Die Realität ist ihm schnuppe. «Fantasie und Gedankenspiele sind wichtiger, um all das auszuhalten, was uns belastet.» Das sagt der 40-jährige US-amerikanische Video- und Installationskünstler Paul Chan, der nun das Münchensteiner Schaulager in Beschlag nimmt. Seine Werke zeichnen ihn als eine der «originellsten und vielseitigsten Stimmen in der zeitgenössischen Kunst» aus, heisst es im Ausstellungstext dazu. Seine Werke waren bereits in der renommierten Londoner Serpentine Gallery zu sehen, 2009 an der Biennale in Venedig und an der Documenta vor zwei Jahren.
Selbstinszenierung
Das Schaulager verspricht eine «durchdachte und verblüffende Inszenierung, die alte und neue Werke Chans verbindet». Er wird unter anderem seine mit Beton ausgegossenen Schuhe zeigen, in denen elektrische Stecker scheinbar sinnlose Verbindungen herstellen. Offenbar ist den Ausstellungsmachern bewusst, dass Chans Kunst nicht auf den ersten Blick verständlich ist. Ein Ticket berechtigt deshalb zum dreimaligen Besuch des Schaulagers, um dem Künstler auf die Spur zu kommen.
Aber wer zum Teufel ist Paul Chan? Die Öffentlichkeit wurde in den USA auf ihn aufmerksam, als er 2002 mit der Protestgruppe «Voices of the Wilderness» mutig in den Irak fuhr, wo damals noch Saddam Hussein an der Macht war. Die Aktivisten verteilten Medikamente und Nahrungsmittel an die Bevölkerung und verstiessen damit gegen die Wirtschaftssanktionen. Ohne Folgen – Paul Chan fuhr in einem Jeep nach Jordanien und kehrte von dort in die USA zurück. Diese Episode ist heute noch im Internet auf seiner Website nationalphilistine.com nachzulesen, wo er die Zustände im Irak ausführlich dokumentiert. Unter anderem mit einer Website über Bagdad «The city you destroyed».

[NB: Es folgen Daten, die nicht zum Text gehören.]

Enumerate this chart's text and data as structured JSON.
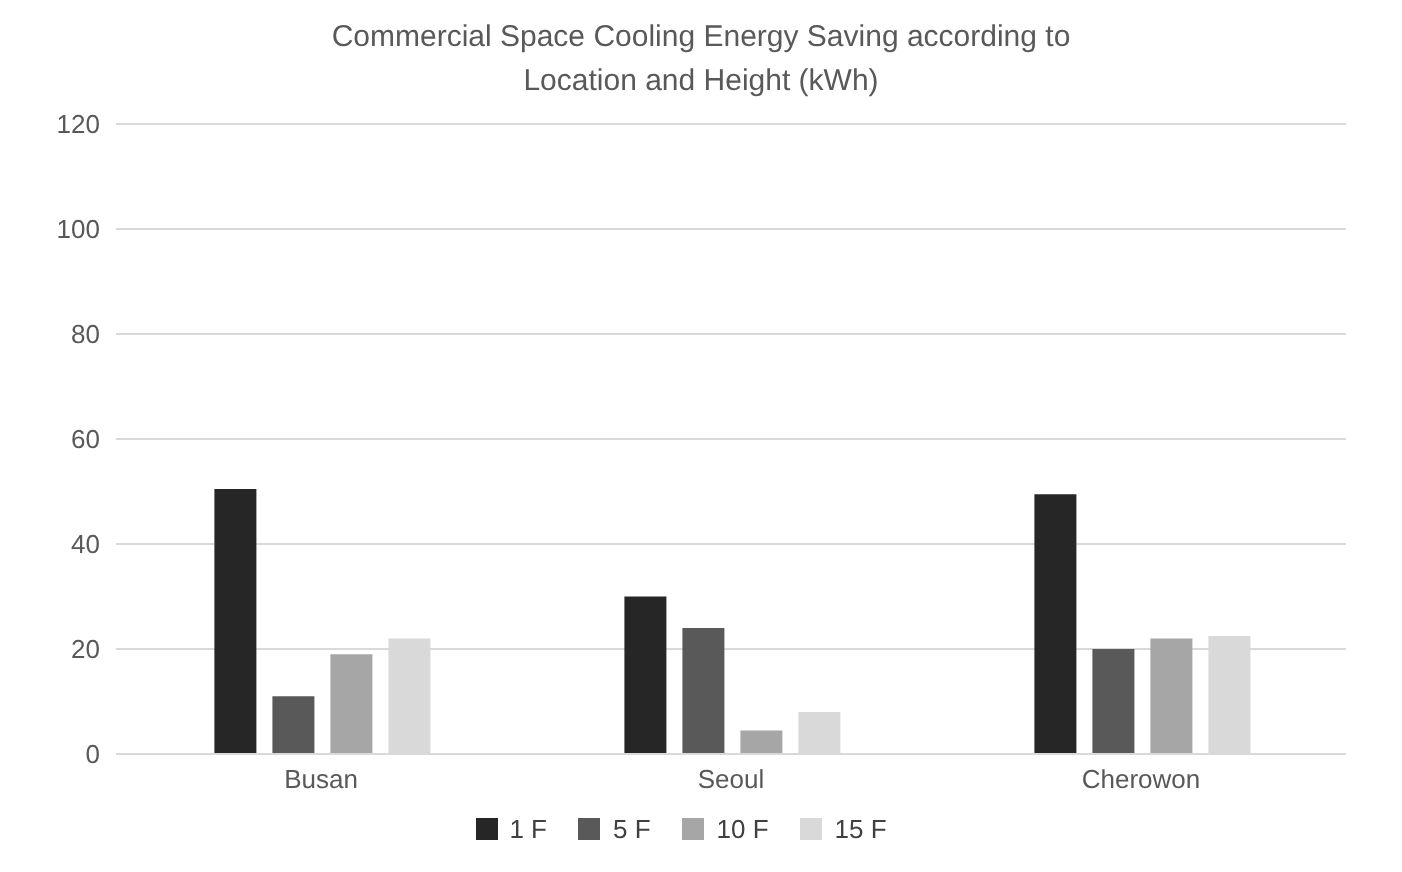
{
  "chart_data": {
    "type": "bar",
    "title": "Commercial Space Cooling Energy  Saving according to Location and Height (kWh)",
    "categories": [
      "Busan",
      "Seoul",
      "Cherowon"
    ],
    "series": [
      {
        "name": "1 F",
        "color": "#262626",
        "values": [
          50.5,
          30,
          49.5
        ]
      },
      {
        "name": "5 F",
        "color": "#595959",
        "values": [
          11,
          24,
          20
        ]
      },
      {
        "name": "10 F",
        "color": "#a6a6a6",
        "values": [
          19,
          4.5,
          22
        ]
      },
      {
        "name": "15 F",
        "color": "#d9d9d9",
        "values": [
          22,
          8,
          22.5
        ]
      }
    ],
    "ylim": [
      0,
      120
    ],
    "yticks": [
      0,
      20,
      40,
      60,
      80,
      100,
      120
    ],
    "grid": "y",
    "legend": "bottom"
  }
}
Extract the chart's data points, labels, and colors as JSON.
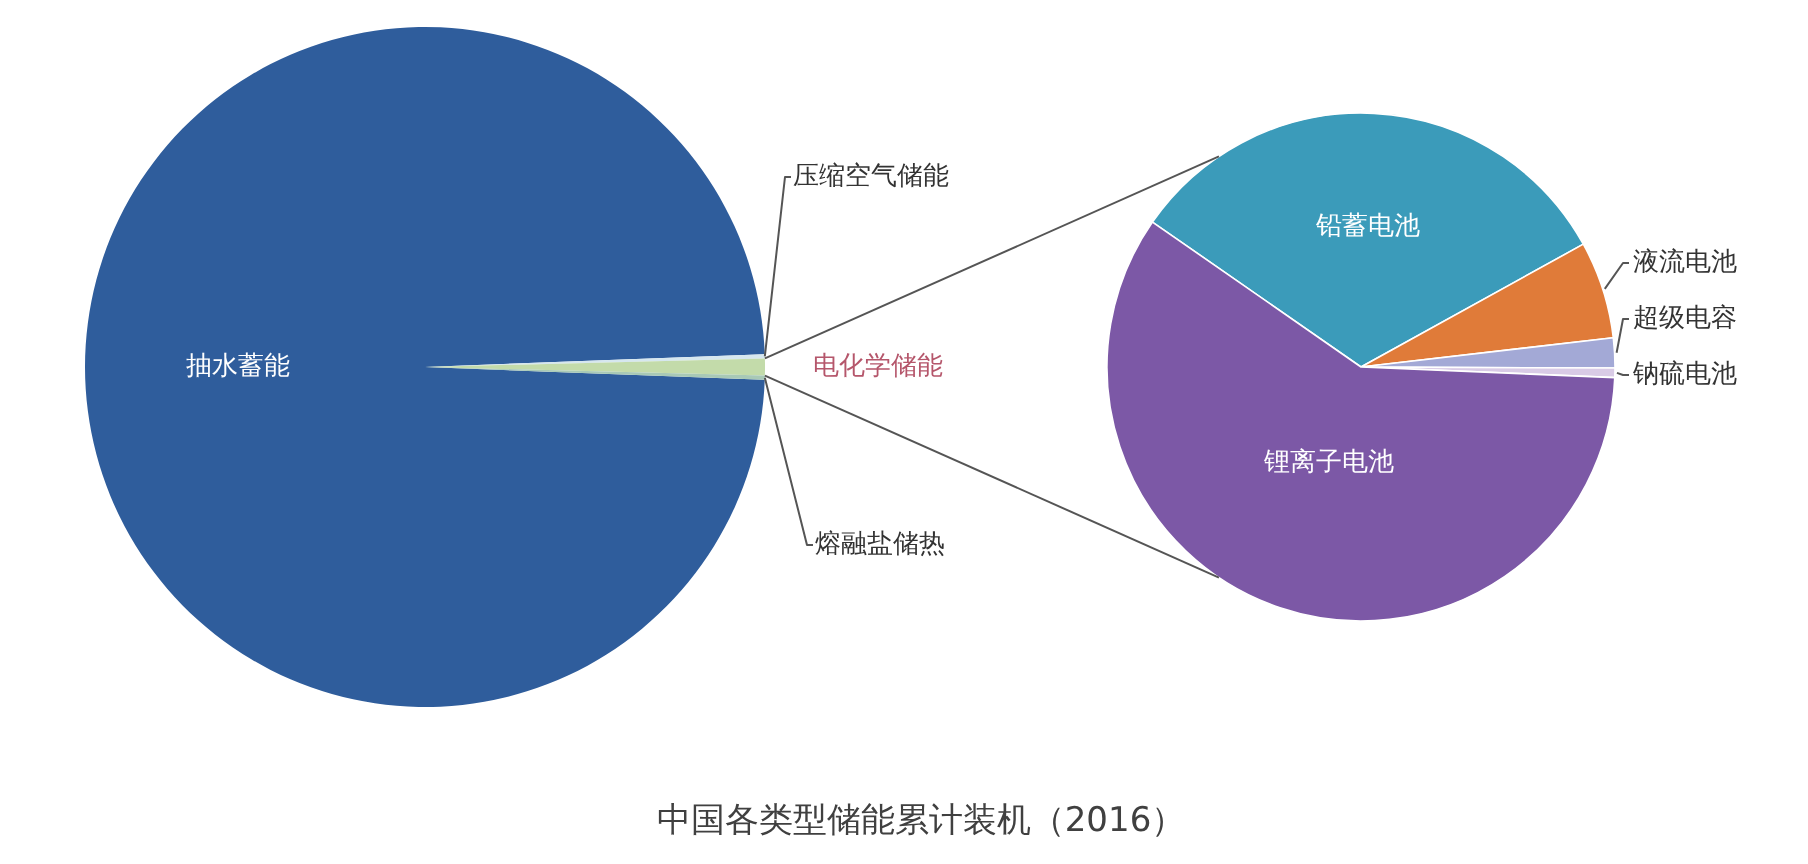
{
  "chart_data": [
    {
      "type": "pie",
      "title": "中国各类型储能累计装机（2016）",
      "categories": [
        "抽水蓄能",
        "压缩空气储能",
        "电化学储能",
        "熔融盐储热"
      ],
      "values": [
        98.8,
        0.2,
        0.8,
        0.2
      ],
      "colors": [
        "#2f5d9c",
        "#d6e7ef",
        "#c3dbaa",
        "#a8c9b6"
      ]
    },
    {
      "type": "pie",
      "categories": [
        "铅蓄电池",
        "液流电池",
        "超级电容",
        "钠硫电池",
        "锂离子电池"
      ],
      "values": [
        32.3,
        6.2,
        1.9,
        0.6,
        59.0
      ],
      "colors": [
        "#3b9bba",
        "#e07b39",
        "#a3a9d6",
        "#d9cbe6",
        "#7c58a6"
      ]
    }
  ]
}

Paul Chan inszeniert sich selbst perfekt. So organisierte er 2006 in New Orleans nach dem Wirbelsturm Katrina für die gebeutelte Bevölkerung Aufführungen von Samuel Becketts «Warten auf Godot», seinem weltanschaulichen Vorbild. Oder Chan erzählte vor drei Jahren in einem Interview einem Fachmagazin «zur Verblüffung der Leserschaft, er habe genug von der Kunst und höre jetzt auf damit, um mehr Zeit für anderes zu haben». Offenkundig ist ihm schnell langweilig geworden, Chan ist längst zurück in der Szene.
Aufstand in den USA
Ein Streik der Transportarbeiter politisierte Chan. Er erlebte Ende der 90er-Jahre ihren Aufstand gegen das private Postunternehmen UPS und war beeindruckt vom massenhaften Zulauf: 185 000 Angestellte erreichten mit der Arbeitsverweigerung bessere Verträge. Seither ist Chan politisch links unterwegs. Er versuche, dieses Engagement von der Kunst zu trennen, sagt er, was ihm nicht so ganz zu gelingen scheint.
Chan hat auch eine sehr feinfühlige Seite. Geradezu rührend ist es, wenn er über die Liebe spricht: «Verliebt sein ist traumatisch für mich. Ich weiss nicht mehr, was tun, ich bin so nervös und kann nichts mehr unternehmen.» Genauso ergehe es ihm mit der Kunst: «Sie ist immer traumatisches Erleben.»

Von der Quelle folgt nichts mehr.